Simple physics, it can't be done unless it's dark, because continuous lighting can't compete with (and overpower) daylight.
Let's put it like this...
You have the Safari Li-on kit, that's 600
watt-seconds of power, which means that it delivers the equivalent of 600
watts of power during the very brief flash. Now, shooting with a decent DSLR (AKA Nikon
) that's effectively 1/250th second.
In theory, to get the same actual power delivery from a continuous light at 1/250th second you'd need 600 (watts) x 250 =
150,000 watts of lighting power That's just theory. In practice it gets even worse, because even if you're shooting with HMI or CFL lighting, quite a lot of the energy is output in the form of heat rather than light, so you'd get a lot less light than you expect.
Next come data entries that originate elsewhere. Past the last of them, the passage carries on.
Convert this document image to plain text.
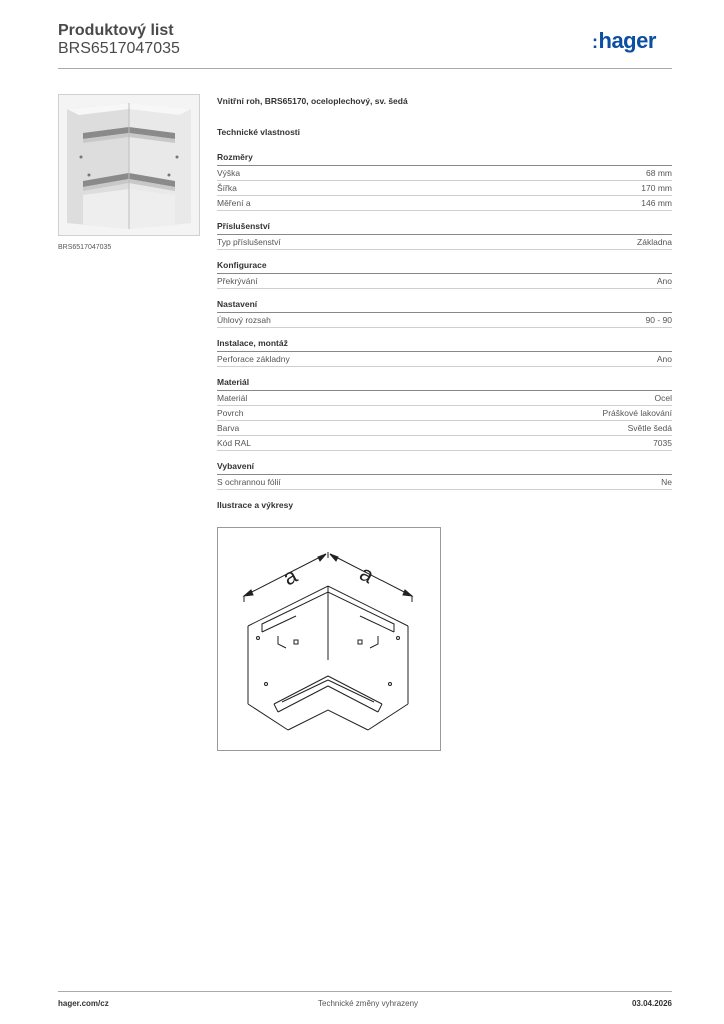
Produktový list
BRS6517047035	:hager
BRS6517047035
Vnitřní roh, BRS65170, oceloplechový, sv. šedá
Technické vlastnosti
Rozměry
Výška	68 mm
Šířka	170 mm
Měření a	146 mm
Příslušenství
Typ příslušenství	Základna
Konfigurace
Překrývání	Ano
Nastavení
Úhlový rozsah	90 - 90
Instalace, montáž
Perforace základny	Ano
Materiál
Materiál	Ocel
Povrch	Práškové lakování
Barva	Světle šedá
Kód RAL	7035
Vybavení
S ochrannou fólií	Ne
Ilustrace a výkresy
a a
hager.com/cz	Technické změny vyhrazeny	03.04.2026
I've never seen 150,000 watts of HMI or CFL lighting and don't know the figures, but with a tungsten source such as Quartz Halogen you'd be looking at a heat/light ratio of around 67%, so the 150,000 watts would need to be 450,000 watts.
It isn't about whether or not it can be done with continuous lighting - of course it can, in the dark - it's about whether or not it can be done at a high enough shutter speed to limit the contribution made by sunlight, and it can't, so it can only be done when there is virtually no ambient light.